Base a Londra, ma affari ben saldi proprio tra Russia e Ucraina. Il suo yacht non è stato apparentemente fortunato nell’ormeggio nel porto gallurese. Gli è spettato come vicino di bitta nientemeno che il gigantesco "Sarafsa", il super yacht da 82 metri di lunghezza che sino a qualche giorno fa risultava del principe Fahad Bin Sultan, governatore della provincia di Tabuk in Arabia Saudita, Ma come spesso capita anche i ricchi piangono, o meglio non saldano i debiti. La più importante banca della blindatissima Svizzera ha puntato la prua contro il magnate saudita accusato di non aver rimborsato milioni di interessi e prestiti che ha contratto per rifinanziare la sua gigantesca villa inglese e il suo superyacht. Il Credit Suisse Group non glielo ha mandato a dire e ha intentato una causa dalla cifra stratosferica di 78 milioni di dollari pari agli interessi e prestiti che l’emiro aveva contratto per finanziare il suo superyacht e la villa del Surrey.

Salpa Credit Suisse

Il ciclopico eremo galleggiante, bandiera delle Isole Cayman, interni regali come pochi altri, ormeggiato ora a Portisco, tanto immenso da far “arrossire” quello ormeggiato a fianco dell’oligarca russo in salsa londinese, secondo i documenti depositati nel Tribunale di Londra, vale 58 milioni di euro tanto quanto basta per ripagare una parte del debito. Detto fatto, appena ormeggiato in terra sarda il “pachiderma dei mari”, secondo fonti confidenziali, ha cambiato proprietà.
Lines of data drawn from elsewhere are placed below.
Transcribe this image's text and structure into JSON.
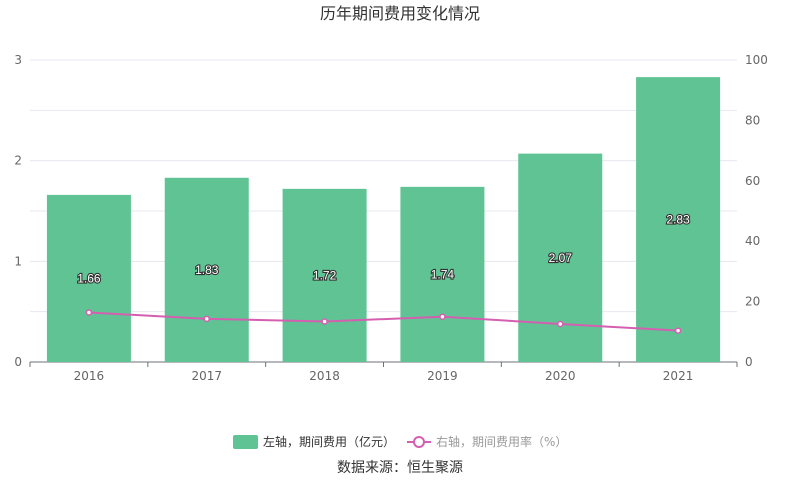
{
  "chart_data": {
    "type": "bar",
    "title": "历年期间费用变化情况",
    "categories": [
      "2016",
      "2017",
      "2018",
      "2019",
      "2020",
      "2021"
    ],
    "series": [
      {
        "name": "左轴，期间费用（亿元）",
        "type": "bar",
        "axis": "left",
        "color": "#5fc393",
        "values": [
          1.66,
          1.83,
          1.72,
          1.74,
          2.07,
          2.83
        ],
        "labels": [
          "1.66",
          "1.83",
          "1.72",
          "1.74",
          "2.07",
          "2.83"
        ]
      },
      {
        "name": "右轴，期间费用率（%）",
        "type": "line",
        "axis": "right",
        "color": "#d45fb0",
        "values": [
          16.4,
          14.3,
          13.4,
          15.0,
          12.6,
          10.4
        ]
      }
    ],
    "y_left": {
      "ylim": [
        0,
        3
      ],
      "ticks": [
        "0",
        "1",
        "2",
        "3"
      ]
    },
    "y_right": {
      "ylim": [
        0,
        100
      ],
      "ticks": [
        "0",
        "20",
        "40",
        "60",
        "80",
        "100"
      ]
    },
    "grid": true,
    "legend_position": "bottom-center",
    "source": "数据来源：恒生聚源"
  }
}
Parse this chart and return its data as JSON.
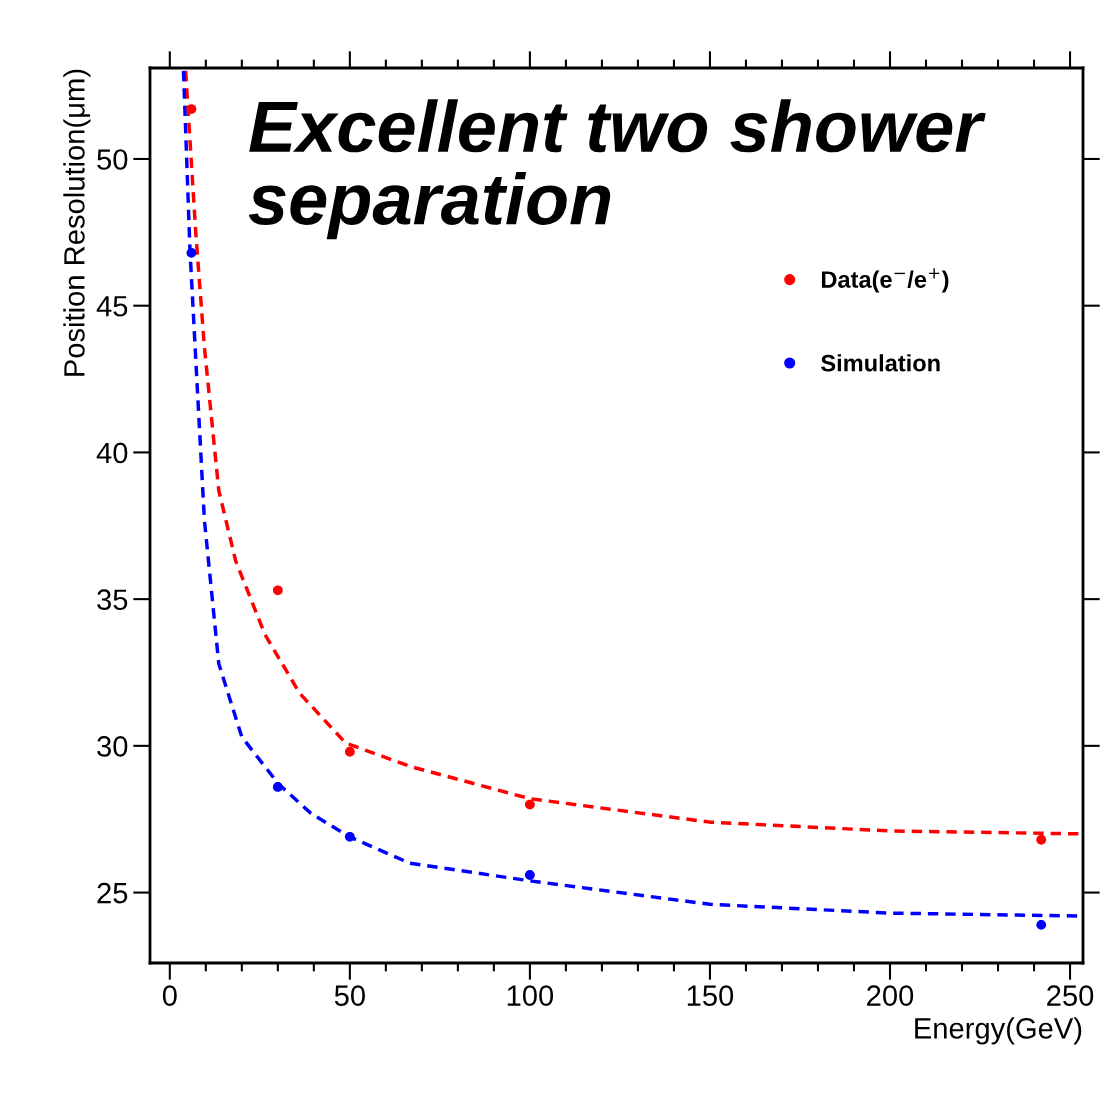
{
  "chart_data": {
    "type": "scatter",
    "xlabel": "Energy(GeV)",
    "ylabel": "Position Resolution(μm)",
    "annotations": [
      "Excellent two shower separation"
    ],
    "xlim": [
      -5.5,
      253.6
    ],
    "ylim": [
      22.6,
      53.1
    ],
    "xticks": [
      0,
      50,
      100,
      150,
      200,
      250
    ],
    "yticks": [
      25,
      30,
      35,
      40,
      45,
      50
    ],
    "grid": false,
    "legend": "top right",
    "marker": "circle",
    "series": [
      {
        "name": "Data(e$^{−}$/e$^{+}$)",
        "color": "#ff0000",
        "x": [
          6,
          30,
          50,
          100,
          242
        ],
        "values": [
          51.7,
          35.3,
          29.8,
          28.0,
          26.8
        ]
      },
      {
        "name": "Simulation",
        "color": "#0000ff",
        "x": [
          6,
          30,
          50,
          100,
          242
        ],
        "values": [
          46.8,
          28.6,
          26.9,
          25.6,
          23.9
        ]
      },
      {
        "type": "line",
        "line_style": "dashed",
        "marker": "none",
        "color": "#ff0000",
        "x": [
          4.4,
          7.2,
          9.6,
          13.6,
          18.3,
          26.4,
          36.0,
          48.8,
          66.7,
          100,
          150,
          200,
          253.6
        ],
        "values": [
          53.0,
          47.5,
          43.6,
          38.7,
          36.3,
          33.8,
          31.8,
          30.1,
          29.3,
          28.2,
          27.4,
          27.1,
          27.0
        ]
      },
      {
        "type": "line",
        "line_style": "dashed",
        "marker": "none",
        "color": "#0000ff",
        "x": [
          3.8,
          5.6,
          7.2,
          9.6,
          13.6,
          20.0,
          30.2,
          39.2,
          49.9,
          66.7,
          100,
          150,
          200,
          253.6
        ],
        "values": [
          53.0,
          46.9,
          43.2,
          37.7,
          32.8,
          30.3,
          28.7,
          27.7,
          26.9,
          26.0,
          25.4,
          24.6,
          24.3,
          24.2
        ]
      }
    ]
  }
}
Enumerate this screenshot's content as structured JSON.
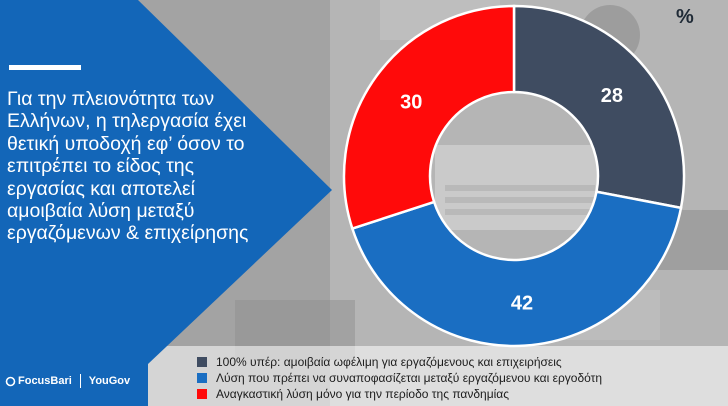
{
  "headline": "Για την πλειονότητα των Ελλήνων, η τηλεργασία έχει θετική υποδοχή εφ’ όσον το επιτρέπει το είδος της εργασίας και αποτελεί αμοιβαία λύση μεταξύ εργαζόμενων & επιχείρησης",
  "logos": {
    "focusbari": "FocusBari",
    "yougov": "YouGov"
  },
  "colors": {
    "panel_blue": "#1366b8",
    "slate": "#3f4c61",
    "blue": "#1a6ec2",
    "red": "#ff0a0a"
  },
  "chart_data": {
    "type": "pie",
    "unit": "%",
    "categories": [
      "100% υπέρ: αμοιβαία ωφέλιμη για εργαζόμενους και επιχειρήσεις",
      "Λύση που πρέπει να συναποφασίζεται μεταξύ εργαζόμενου και εργοδότη",
      "Αναγκαστική λύση μόνο για την περίοδο της πανδημίας"
    ],
    "values": [
      28,
      42,
      30
    ],
    "colors": [
      "#3f4c61",
      "#1a6ec2",
      "#ff0a0a"
    ],
    "donut": true,
    "legend_position": "bottom"
  }
}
Da qualche giorno è di Credit Suisse che sta saldando direttamente i debiti dell’emiro, compresi quelli lasciati in giro in terra sarda.

L’ombra di Usmanov

Alisher Usmanov, l’oligarca considerato tra i più vicini allo Zar di Russia Vladimir Putin, i debiti, invece, pare gli abbia sempre onorati. Anche lui, però, dovrà fare a meno del gigante di Porto Cervo, quel super “Dilbar”, che da anni ormeggia nel cuore della baia più bramita. Non si da pace il miliardario russo. Nei giorni scorsi con un ricorso urgente, rimasto blindato negli uffici dell’alta Corte europea, Usmanov ha fatto appello alla decisione dell'Unione Europea: restituitemi il “Dilbar”. L’estate è agli inizi. E lui, quest’anno, non ci sarà.